Researchers and physicians alike are interested in identifying biomarkers from minimally invasive samples like blood to aid in disease detection and monitoring. However, so far, most targets observed at the bench don’t translate to clinical success.
According to Mathias Uhlén, a protein scientist at the KTH Royal Institute of Technology, part of this problem lies in the approach many researchers take to finding these biomarkers, comparing a single disease against healthy controls. In this model, it’s impossible to tell whether a particular protein is specific to the disease or may actually be common in several diseases.
Mathias Uhlén directs the Human Protein Atlas Program and studies protein science to advance precision medicine.
Gustav Ceder
To address this issue, he and his collaborators launched a pan-disease analysis of the human blood proteome. “By doing this pan-disease, we think that we can help the community to focus on things which actually are very specific for the diseases,” Uhlén said. “We are just finding incredibly interesting things.”
In total, the researchers studied more than 8,200 people and compared the blood proteomes from healthy individuals and those with 59 different diseases or autoimmune conditions using a high throughput protein quantification platform.1 The study, published in Science, includes the open-access proteome database.
“They’ve attempted to do something more comprehensive than anyone’s done before, in terms of mapping the secreted proteome,” said Holden Maecker, a cellular immunologist at Stanford University who was not involved with the study.
The team collected blood samples from multiple cohorts, including two different groups of healthy controls: one of adults between 50 and 65 sampled multiple times over two years and one that included children with samples taken at the ages of four, eight, 16, and 24.
From their adult cohort, they saw that the proteome of individuals was relatively stable over the sampling period. “One thing which is a little bit surprising is that we find that every individual that we have analyzed has a unique sort of fingerprint,” Uhlén said.
In the childhood longitudinal cohort, they saw that the proteomes between male and female participants were relatively similar until the third collection point. “We can see this incredible explosion of changes during puberty,” Uhlén said. They observed sex-specific differences in protein abundance for several markers. Many of these appeared to stabilize in adulthood.

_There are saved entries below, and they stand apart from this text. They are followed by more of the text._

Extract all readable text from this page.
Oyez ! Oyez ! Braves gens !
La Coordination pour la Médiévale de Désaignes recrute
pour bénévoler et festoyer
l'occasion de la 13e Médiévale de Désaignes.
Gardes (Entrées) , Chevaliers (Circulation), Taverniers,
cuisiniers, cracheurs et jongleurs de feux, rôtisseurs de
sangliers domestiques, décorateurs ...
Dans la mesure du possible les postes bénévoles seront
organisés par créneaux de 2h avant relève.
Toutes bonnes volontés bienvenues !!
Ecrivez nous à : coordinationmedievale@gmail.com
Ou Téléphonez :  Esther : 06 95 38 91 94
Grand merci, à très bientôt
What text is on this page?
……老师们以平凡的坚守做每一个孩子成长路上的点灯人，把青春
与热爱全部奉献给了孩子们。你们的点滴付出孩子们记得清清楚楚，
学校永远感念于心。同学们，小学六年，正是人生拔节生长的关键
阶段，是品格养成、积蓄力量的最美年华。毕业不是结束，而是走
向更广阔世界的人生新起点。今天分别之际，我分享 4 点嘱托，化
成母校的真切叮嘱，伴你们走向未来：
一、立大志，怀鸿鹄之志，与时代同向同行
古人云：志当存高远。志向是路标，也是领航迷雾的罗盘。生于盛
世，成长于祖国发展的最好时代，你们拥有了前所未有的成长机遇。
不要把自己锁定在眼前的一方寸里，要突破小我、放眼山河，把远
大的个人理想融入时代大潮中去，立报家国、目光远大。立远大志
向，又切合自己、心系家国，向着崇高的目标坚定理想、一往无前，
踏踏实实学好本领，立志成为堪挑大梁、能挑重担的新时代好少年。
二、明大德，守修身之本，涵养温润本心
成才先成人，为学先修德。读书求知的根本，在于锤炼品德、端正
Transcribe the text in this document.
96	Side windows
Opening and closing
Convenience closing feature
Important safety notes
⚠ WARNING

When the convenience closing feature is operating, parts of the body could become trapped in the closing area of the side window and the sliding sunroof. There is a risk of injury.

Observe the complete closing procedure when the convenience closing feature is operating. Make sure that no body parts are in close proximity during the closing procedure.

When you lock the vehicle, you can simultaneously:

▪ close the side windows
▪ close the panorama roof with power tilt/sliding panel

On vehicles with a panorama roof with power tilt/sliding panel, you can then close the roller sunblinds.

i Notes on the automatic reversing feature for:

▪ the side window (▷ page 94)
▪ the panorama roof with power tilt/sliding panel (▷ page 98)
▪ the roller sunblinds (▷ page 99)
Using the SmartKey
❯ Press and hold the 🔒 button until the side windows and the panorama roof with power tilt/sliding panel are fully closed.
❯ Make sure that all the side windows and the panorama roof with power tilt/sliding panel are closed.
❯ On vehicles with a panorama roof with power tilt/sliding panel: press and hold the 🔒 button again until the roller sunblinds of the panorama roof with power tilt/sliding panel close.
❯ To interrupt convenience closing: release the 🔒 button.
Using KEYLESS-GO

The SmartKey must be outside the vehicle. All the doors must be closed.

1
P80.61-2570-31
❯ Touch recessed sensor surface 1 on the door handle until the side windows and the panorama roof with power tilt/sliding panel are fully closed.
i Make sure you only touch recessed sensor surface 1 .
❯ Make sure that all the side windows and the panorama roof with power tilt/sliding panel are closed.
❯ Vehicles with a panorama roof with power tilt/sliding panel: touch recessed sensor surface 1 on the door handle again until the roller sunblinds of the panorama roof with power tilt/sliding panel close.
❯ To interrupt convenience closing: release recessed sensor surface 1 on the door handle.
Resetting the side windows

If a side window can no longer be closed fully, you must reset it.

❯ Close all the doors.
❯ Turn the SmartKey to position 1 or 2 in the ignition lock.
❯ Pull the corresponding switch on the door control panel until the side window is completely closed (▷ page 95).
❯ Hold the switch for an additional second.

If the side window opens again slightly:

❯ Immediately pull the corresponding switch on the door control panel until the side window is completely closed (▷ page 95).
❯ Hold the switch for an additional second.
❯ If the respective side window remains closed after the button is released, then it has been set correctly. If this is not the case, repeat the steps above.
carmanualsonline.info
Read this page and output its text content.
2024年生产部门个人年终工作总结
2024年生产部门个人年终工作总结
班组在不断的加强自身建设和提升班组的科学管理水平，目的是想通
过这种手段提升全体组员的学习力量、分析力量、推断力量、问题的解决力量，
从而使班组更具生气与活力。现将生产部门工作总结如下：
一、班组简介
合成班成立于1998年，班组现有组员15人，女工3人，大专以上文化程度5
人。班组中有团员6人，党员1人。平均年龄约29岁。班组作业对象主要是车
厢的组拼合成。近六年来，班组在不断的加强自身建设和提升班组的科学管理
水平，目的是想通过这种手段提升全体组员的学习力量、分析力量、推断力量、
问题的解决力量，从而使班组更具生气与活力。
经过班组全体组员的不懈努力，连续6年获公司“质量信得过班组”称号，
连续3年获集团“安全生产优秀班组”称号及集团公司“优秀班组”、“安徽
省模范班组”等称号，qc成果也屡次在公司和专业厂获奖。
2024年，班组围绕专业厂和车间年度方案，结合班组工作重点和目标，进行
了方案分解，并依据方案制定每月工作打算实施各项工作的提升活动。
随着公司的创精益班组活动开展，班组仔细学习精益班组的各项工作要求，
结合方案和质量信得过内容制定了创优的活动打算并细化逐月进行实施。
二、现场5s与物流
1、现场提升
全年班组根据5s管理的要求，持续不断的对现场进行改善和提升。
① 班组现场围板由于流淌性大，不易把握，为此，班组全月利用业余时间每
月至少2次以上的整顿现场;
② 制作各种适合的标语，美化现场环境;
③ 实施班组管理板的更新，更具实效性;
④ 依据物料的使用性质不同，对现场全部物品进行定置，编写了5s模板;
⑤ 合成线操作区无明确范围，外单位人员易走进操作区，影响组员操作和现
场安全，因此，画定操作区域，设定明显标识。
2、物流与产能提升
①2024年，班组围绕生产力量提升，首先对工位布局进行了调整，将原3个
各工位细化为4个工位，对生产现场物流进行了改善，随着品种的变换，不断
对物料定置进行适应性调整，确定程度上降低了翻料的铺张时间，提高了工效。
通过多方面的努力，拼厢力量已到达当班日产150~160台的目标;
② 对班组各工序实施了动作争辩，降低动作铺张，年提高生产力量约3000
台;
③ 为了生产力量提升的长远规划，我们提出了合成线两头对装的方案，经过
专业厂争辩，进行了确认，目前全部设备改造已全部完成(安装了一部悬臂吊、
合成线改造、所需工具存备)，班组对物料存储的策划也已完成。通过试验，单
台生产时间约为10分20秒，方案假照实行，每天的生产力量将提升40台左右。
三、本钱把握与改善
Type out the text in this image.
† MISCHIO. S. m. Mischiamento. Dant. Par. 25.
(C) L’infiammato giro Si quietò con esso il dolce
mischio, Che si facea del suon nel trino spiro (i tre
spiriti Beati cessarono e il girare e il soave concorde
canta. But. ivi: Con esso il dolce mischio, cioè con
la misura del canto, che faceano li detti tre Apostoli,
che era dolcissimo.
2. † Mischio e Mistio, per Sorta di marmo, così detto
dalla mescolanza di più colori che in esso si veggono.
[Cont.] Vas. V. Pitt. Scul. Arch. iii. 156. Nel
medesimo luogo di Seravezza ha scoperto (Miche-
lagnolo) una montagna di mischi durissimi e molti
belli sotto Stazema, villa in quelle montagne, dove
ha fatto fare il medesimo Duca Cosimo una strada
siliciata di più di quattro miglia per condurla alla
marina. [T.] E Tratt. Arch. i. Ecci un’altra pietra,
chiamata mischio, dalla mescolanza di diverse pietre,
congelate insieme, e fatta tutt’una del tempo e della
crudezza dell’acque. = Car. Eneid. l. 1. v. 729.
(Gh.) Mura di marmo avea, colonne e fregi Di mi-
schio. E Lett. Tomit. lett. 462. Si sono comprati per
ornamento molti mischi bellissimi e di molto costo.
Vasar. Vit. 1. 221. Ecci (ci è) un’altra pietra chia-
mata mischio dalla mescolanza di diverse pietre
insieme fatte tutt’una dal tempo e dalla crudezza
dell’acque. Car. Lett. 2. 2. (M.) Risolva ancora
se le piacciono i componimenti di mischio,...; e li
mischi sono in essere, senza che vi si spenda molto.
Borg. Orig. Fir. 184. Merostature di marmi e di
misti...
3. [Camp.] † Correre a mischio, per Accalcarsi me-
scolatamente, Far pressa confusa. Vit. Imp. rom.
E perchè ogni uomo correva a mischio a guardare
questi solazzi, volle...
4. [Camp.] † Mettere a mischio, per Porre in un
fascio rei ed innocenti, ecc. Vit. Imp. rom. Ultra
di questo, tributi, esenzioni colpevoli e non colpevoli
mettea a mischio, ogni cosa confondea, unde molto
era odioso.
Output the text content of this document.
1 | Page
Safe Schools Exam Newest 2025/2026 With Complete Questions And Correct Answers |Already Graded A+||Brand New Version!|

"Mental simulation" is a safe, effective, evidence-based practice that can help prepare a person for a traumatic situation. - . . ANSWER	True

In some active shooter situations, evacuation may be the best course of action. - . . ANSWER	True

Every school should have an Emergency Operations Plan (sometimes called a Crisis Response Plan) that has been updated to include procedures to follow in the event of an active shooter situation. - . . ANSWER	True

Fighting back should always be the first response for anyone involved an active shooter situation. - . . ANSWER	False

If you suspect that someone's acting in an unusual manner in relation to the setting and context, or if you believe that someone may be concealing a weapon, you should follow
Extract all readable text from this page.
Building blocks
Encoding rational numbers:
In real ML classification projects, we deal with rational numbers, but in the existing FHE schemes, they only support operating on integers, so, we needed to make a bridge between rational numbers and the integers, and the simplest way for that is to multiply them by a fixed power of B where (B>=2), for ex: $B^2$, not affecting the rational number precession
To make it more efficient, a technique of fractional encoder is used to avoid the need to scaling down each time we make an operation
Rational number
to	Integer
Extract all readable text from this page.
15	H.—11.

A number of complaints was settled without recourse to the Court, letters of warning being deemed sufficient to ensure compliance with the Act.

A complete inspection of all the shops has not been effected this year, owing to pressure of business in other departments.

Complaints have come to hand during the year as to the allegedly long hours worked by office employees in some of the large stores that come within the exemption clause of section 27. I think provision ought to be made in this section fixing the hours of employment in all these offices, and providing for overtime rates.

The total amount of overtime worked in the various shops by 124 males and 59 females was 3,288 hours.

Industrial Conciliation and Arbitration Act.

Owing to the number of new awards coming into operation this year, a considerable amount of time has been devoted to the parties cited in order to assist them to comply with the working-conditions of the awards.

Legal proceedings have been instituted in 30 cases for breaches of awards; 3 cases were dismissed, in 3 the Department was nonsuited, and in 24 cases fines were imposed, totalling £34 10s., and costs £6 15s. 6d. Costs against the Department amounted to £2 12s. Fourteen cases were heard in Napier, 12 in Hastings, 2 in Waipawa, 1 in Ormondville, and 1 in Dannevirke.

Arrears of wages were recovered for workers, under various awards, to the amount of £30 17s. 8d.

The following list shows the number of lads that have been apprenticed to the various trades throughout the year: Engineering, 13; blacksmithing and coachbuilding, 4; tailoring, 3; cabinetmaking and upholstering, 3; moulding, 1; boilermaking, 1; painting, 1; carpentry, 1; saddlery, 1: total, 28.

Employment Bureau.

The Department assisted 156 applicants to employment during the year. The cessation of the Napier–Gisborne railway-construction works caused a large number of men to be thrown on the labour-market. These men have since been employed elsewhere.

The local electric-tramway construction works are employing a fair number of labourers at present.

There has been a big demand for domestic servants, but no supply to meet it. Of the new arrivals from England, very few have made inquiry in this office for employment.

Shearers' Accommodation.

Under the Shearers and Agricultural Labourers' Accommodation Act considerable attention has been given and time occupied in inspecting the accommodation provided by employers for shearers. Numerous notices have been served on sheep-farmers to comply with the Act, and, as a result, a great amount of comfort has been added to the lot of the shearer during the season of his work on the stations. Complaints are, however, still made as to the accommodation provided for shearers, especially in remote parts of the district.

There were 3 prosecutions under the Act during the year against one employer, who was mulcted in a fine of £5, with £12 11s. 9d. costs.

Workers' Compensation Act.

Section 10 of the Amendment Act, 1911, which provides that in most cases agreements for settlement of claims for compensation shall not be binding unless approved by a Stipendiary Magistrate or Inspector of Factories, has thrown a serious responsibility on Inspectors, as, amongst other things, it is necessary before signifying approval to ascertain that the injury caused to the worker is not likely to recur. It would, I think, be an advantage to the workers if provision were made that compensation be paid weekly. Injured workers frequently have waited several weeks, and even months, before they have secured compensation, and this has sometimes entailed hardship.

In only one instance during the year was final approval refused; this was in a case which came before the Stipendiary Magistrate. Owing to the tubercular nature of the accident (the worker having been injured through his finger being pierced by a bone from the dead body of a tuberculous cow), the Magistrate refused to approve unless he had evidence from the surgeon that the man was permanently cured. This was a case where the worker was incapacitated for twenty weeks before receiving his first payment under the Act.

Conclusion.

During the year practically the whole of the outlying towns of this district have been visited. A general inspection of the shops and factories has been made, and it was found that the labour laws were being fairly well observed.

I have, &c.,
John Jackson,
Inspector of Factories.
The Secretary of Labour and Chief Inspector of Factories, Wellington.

To create a human disease blood atlas, the team studied the proteomes of more than 6,000 samples from people who had at least one of 59 diseases. These conditions included cardiovascular, metabolic, psychiatric, and autoimmune diseases, as well as cancer. The team first compared individual diseases to their healthy adult cohort to model the traditional type of biomarker study. They identified disease-associated markers for pancreatic cancer and rheumatoid arthritis when they focused on just these diseases. However, when they included their full atlas, many of the identified proteins also showed up in unrelated diseases.
Uhlén and his team then explored the influence of age, sex, body mass index, and disease status on the variability in protein abundance in their pan-disease atlas. They showed that for most proteins, the presence of disease contributed to most of the protein variability. However, the variability of several proteins did not map to any of these four factors, likely due to inherent human variability, Maecker said. “There’s so much variability within the population that that is still the biggest factor in the variance of each of these proteins. It’s not disease. It’s human variability,” he said.
The researchers evaluated how the protein profiles varied across different diseases. Although many profiles overlapped, some diseases, including pediatric and liver-related diseases, clustered based on their proteome. “It looks like you could diagnose [these diseases] completely with a set subset of proteins from the study. And that’s impressive,” Maecker said. “It might give us clues to the mechanisms behind those particular diseases.” The team also observed that different diseases, like liver-related and infectious diseases, shared abundant protein profiles, indicating their relevance across diseases.
One disease class that the pan-disease proteome did not distinguish well was different types of common cancers. The team included additional blood samples from people diagnosed with breast, ovarian, prostate, colorectal, or lung cancer from biobanks. After training a machine learning model, the team showed that the algorithm accurately predicted lung, colorectal, and ovarian cancers from the protein profiles.
The team then assessed whether this model could predict cancer from longitudinally collected blood samples prior to when the diagnosis was made. While the algorithm predicted lung cancer years before the diagnosis from the protein profile, it only reliably predicted ovarian and colorectal cancer at the time of diagnosis, highlighting the challenge of creating biomarkers for disease detection.
Uhlén and his team hope to study ways to apply these resources and high throughput technologies further to the early detection of cancer. They are also exploring ways to verify their current results with an independent proteomic technology.2 In the meantime, Uhlén hopes that other researchers can use the data to explore potential disease biomarkers.